Generation of mutant pigs by lipofection-mediated genome editing in embryos

AbstractThe specificity and efficiency of CRISPR/Cas9 gene-editing systems are determined by several factors, including the mode of delivery, when applied to mammalian embryos. Given the limited time window for delivery, faster and more reliable methods to introduce Cas9-gRNA ribonucleoprotein complexes (RNPs) into target embryos are needed. In pigs, somatic cell nuclear transfer using gene-modified somatic cells and the direct introduction of gene editors into the cytoplasm of zygotes/embryos by microinjection or electroporation have been used to generate gene-edited embryos; however, these strategies require expensive equipment and sophisticated techniques.
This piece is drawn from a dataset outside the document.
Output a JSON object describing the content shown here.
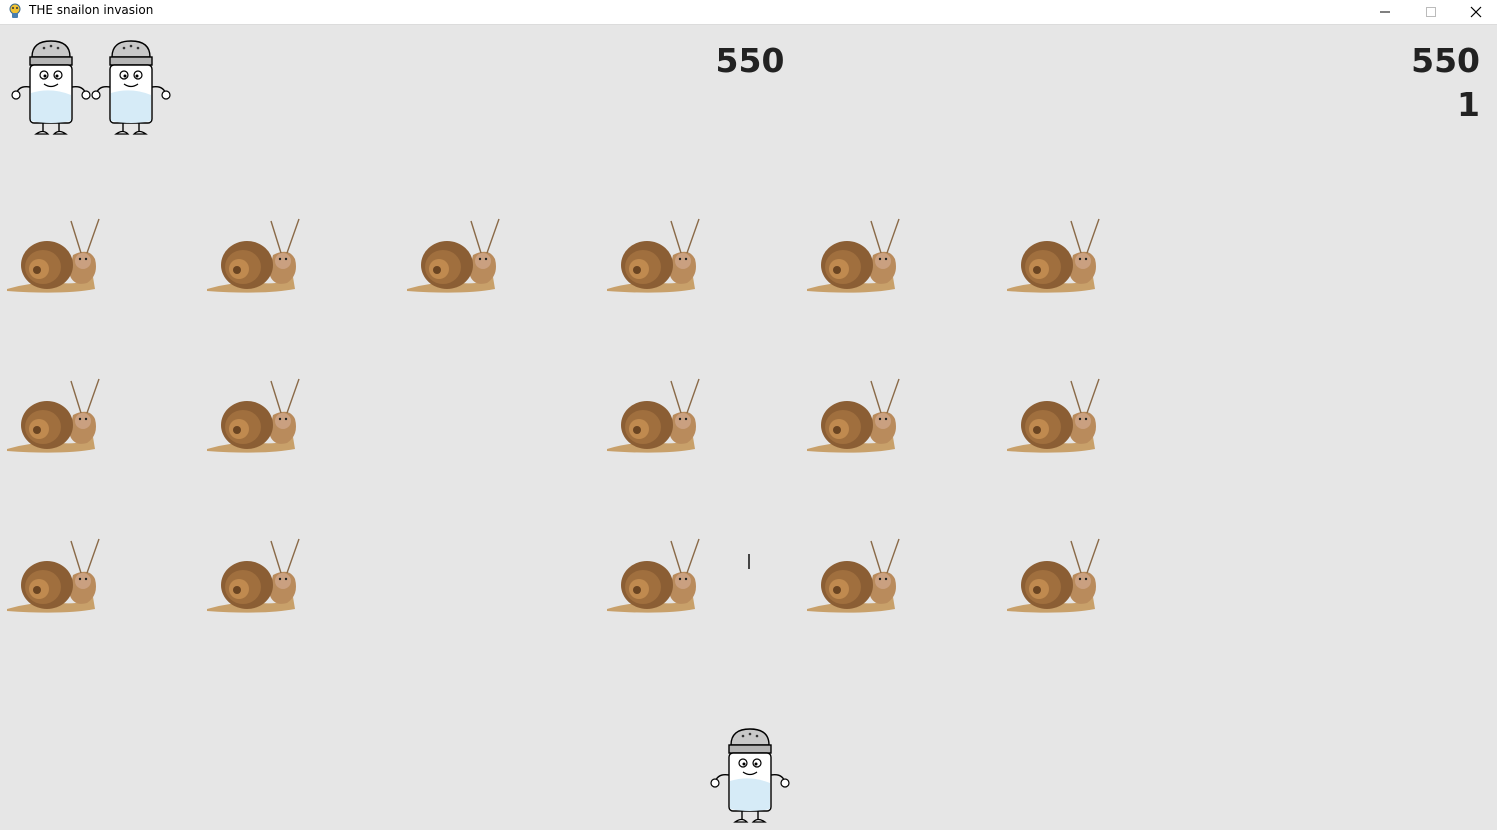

In this study, we developed a novel lipofection-mediated RNP transfection technique that does not require specialized equipment for the generation of gene-edited pigs and produced no detectable off-target events. In particular, we determined the concentration of lipofection reagent for efficient RNP delivery into embryos and successfully generated MSTN gene-edited pigs (with mutations in 7 of 9 piglets) after blastocyst transfer to a recipient gilt. This newly established lipofection-based technique is still in its early stages and requires improvements, particularly in terms of editing efficiency. Nonetheless, this practical method for rapid and large-scale lipofection-mediated gene editing in pigs has important agricultural and biomedical applications.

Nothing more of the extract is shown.